Cleo Parker Robinson Dance Ensemble in Salomé’s Daughters; photo Stan Obert

The works of the iconic Donald McKayle and innovator Garfield Lemonius bring us masterfully into 21st Century visions of the human condition. Mr. McKayle, in one of his final works, brought his compassionate gaze to the plight of Syrian refugees in their harrowing journey toward freedom and safety, along with reflections of precious human connection between moments of trauma. Professor Lemonius’ passion for contemporary stringed music taps into the relentless 24/7 rhythm of our lives. He utilizes every note of the music, mirroring our frenetic lives and the need for periods of quiet, meditation—and release.

Q: In what ways does the culture of the African Diaspora aid the mission statement of CPRD Ensemble that might go unnoticed?

A: The African Diaspora encompasses a myriad of cultures. By current count of the United Nations, there are 54 countries and numerous indigenous cultures spanning borders and eras. Since the slave trade more than 400 years ago, the African Diaspora brought dozens of traditions (many now lost) into Europe and along the Atlantic coast from North to South America. Africa’s vast cultural diaspora has influenced every aspect of global culture. In the U.S., the diaspora nurtured the roots of jazz and the Spirituals, both of which impacted my own work so deeply.

Cleo Parker Robinson Dance Ensemble in Crossing The Rubicon by Donald McKayle; photo Stan Obert

My mentor, cultural anthropologist Katherine Dunham drew upon the diaspora to create a large body of work, which, while entertaining, served to educate audiences worldwide. That same passion has influenced not only my own work but has motivated me to obtain the works of other choreographers. At CPRD, we distill this tremendously complex myriad into #OneSpiritManyVoices, because our diaspora is not only African but encompasses all the cultures of humanity—since all humans dance.

I often say that dance is just life out loud!

Q: CPRD Ensemble was last at Jacob’s Pillow 26 years ago, with plans to return that were undone by the pandemic. Can you speak about the initial experience and your hopes for the reunion?

A: We are delighted to return to Jacob’s Pillow and share the breadth of our legacy as well as newer works. Our return is as much a celebration of personal connection with live audiences as it is an opportunity to honor and celebrate iconic dance masters and current innovators.
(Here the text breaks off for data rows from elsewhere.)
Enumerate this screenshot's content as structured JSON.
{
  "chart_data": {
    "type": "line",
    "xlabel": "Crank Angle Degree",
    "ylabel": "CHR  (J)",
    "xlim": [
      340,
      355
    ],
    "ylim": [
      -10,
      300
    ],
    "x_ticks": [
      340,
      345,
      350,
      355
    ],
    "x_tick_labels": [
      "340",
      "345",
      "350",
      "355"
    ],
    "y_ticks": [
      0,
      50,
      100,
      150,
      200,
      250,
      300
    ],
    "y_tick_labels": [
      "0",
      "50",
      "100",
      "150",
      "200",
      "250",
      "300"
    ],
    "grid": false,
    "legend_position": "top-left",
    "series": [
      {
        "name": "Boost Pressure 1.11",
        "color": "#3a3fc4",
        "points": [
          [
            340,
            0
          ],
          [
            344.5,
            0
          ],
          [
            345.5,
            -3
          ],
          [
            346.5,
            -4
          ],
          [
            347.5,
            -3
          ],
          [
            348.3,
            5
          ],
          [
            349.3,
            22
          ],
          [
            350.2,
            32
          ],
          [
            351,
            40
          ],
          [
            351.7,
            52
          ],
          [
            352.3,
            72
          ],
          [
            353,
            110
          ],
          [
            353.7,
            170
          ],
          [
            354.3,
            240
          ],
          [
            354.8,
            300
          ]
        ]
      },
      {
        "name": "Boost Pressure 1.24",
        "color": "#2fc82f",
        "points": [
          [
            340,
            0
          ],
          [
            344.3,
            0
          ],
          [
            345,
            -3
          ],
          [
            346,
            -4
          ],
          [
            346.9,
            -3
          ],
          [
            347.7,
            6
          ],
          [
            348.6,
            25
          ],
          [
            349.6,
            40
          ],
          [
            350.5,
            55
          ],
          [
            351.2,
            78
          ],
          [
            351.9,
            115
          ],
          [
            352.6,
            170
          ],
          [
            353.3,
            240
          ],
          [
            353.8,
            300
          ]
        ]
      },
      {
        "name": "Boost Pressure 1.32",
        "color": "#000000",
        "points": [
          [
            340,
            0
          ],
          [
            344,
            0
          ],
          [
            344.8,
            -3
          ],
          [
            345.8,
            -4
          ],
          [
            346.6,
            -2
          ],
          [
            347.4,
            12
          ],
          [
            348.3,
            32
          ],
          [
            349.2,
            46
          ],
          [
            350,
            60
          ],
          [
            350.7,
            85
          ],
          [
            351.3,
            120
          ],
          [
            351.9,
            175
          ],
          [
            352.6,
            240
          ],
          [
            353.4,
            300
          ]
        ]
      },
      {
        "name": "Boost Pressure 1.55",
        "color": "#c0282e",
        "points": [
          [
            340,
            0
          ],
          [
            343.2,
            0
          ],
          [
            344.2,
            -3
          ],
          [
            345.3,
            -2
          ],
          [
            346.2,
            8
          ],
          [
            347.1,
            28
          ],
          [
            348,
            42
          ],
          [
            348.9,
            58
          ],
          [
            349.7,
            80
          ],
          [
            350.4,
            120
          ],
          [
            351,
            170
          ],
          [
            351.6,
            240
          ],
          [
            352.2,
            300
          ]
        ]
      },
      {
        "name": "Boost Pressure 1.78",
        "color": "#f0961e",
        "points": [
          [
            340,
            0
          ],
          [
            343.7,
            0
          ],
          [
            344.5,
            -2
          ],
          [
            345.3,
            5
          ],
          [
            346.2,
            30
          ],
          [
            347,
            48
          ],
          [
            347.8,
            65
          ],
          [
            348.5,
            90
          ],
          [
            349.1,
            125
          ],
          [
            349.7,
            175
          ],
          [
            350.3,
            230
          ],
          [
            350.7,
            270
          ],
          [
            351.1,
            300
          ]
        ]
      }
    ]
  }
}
We were delighted to perform in 1996. In 2002, I was invited to return to dance the lead role in a tribute performance of Katherine Dunham’s Barrelhouse Blues—which was of course, a great honor! Little did I know that Ms. Dunham and Ms. Julie Bellafonte (who had been a member of Ms. Dunham’s company) would be sitting at the side of the stage observing my performance! I was more nervous about the audience sitting on stage than those sitting in seats in the theatre! Talk about a memorable and nerve-wracking moment!

Jacob’s Pillow itself is so steeped in history as a former mountain-top farm once on the Underground Railroad. Its national dance heritage began as an early leader of racial integration in art. It’s an honor to be not only in a national festival of our time but surrounded by the energy of the Pillow’s legacy and the excitement of its future.

 

Edited by Catherine Ashley. Published August 2022.